La sorpresa de Bobby y Julie le había pasado inadvertida pues parecía suponer que habían acudido a su casa porque sabían que encontrarían allí a Frank.

La apariencia física de Frank se había deteriorado desde que Bobby lo viera por última vez a las 5.26 horas de aquella tarde, en las oficinas de Newport Beach. Si sus ojos estaban hundidos entonces, ahora semejaban pozos profundos; asimismo, sus oscuras ojeras se habían ensanchado, y algo de aquella negrura parecía haberse extendido dándole una tonalidad grisácea.
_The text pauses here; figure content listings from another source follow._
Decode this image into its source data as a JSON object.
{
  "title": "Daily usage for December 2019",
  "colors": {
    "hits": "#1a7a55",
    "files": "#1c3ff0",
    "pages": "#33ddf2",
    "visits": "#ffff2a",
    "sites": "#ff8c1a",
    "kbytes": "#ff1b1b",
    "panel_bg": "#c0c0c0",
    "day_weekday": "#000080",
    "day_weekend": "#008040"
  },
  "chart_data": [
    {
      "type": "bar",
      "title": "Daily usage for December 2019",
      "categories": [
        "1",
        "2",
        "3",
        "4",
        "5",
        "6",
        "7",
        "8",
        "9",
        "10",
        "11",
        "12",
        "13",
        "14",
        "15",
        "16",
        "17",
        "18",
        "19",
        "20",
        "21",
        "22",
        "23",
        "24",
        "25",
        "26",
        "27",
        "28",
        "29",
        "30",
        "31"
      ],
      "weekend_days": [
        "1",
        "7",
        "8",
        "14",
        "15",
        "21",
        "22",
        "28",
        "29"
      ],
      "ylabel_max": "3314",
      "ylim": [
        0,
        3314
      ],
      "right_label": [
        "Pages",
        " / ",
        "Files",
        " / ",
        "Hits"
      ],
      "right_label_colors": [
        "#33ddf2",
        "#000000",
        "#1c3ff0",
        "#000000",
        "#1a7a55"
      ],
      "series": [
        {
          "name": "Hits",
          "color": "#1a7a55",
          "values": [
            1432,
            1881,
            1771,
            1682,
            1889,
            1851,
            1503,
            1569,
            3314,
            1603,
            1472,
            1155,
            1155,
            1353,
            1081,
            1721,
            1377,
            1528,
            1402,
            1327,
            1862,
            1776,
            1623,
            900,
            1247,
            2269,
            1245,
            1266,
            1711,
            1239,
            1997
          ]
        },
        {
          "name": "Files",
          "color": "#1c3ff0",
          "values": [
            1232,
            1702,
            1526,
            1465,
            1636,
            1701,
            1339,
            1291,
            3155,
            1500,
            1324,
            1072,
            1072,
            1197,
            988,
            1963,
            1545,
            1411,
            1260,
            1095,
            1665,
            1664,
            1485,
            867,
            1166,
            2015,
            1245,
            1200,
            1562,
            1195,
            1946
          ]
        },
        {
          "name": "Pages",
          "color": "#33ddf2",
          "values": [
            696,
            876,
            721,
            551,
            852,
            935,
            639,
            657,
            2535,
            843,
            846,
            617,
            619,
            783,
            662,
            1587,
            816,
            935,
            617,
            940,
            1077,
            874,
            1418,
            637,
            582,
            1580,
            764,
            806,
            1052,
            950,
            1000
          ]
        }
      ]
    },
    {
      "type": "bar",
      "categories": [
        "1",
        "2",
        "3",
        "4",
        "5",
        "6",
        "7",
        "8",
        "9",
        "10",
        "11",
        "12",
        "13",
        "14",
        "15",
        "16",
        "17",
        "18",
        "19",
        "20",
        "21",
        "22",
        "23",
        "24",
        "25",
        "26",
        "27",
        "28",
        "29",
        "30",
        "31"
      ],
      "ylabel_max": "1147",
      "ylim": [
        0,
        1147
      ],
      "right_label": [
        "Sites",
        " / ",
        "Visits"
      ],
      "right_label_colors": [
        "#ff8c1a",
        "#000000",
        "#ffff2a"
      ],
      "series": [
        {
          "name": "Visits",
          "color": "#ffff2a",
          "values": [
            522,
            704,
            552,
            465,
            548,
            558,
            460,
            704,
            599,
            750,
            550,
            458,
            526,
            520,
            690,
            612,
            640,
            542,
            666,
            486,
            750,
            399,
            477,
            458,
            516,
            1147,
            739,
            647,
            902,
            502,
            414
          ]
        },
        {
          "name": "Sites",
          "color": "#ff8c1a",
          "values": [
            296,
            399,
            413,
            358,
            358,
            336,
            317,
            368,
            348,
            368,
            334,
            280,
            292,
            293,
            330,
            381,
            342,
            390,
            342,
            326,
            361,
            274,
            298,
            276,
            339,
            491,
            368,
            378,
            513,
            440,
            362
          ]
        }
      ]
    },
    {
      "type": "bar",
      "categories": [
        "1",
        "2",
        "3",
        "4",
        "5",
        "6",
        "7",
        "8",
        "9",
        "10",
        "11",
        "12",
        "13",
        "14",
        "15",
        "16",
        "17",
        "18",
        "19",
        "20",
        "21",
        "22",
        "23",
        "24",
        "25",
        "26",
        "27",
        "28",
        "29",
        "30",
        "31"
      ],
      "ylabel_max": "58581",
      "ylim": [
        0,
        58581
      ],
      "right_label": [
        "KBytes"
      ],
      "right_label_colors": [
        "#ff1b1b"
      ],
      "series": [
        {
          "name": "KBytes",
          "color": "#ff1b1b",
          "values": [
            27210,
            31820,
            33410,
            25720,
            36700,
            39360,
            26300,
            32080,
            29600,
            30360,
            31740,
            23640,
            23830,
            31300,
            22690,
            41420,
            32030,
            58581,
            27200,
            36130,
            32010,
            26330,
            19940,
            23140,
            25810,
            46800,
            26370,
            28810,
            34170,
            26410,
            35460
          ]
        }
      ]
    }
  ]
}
Su anterior palidez parecía saludable comparada con aquello.

Sin embargo, lo peor de aquel hombre fue el gesto inexpresivo con que les miró. Ninguna luz de reconocimiento animó sus ojos: parecía mirar a través de ellos. El desmadejamiento de los músculos faciales era perceptible. La boca estaba abierta dos o tres centímetros, como si el hombre hubiera intentado hablar durante mucho rato antes sin conseguir recordar la primera palabra de lo que quería decir. Bobby había visto pocos pacientes con caras tan vacías como aquella en el Hogar de Cielo Vista, y habían sido los más retrasados, varios grados por debajo de Thomas.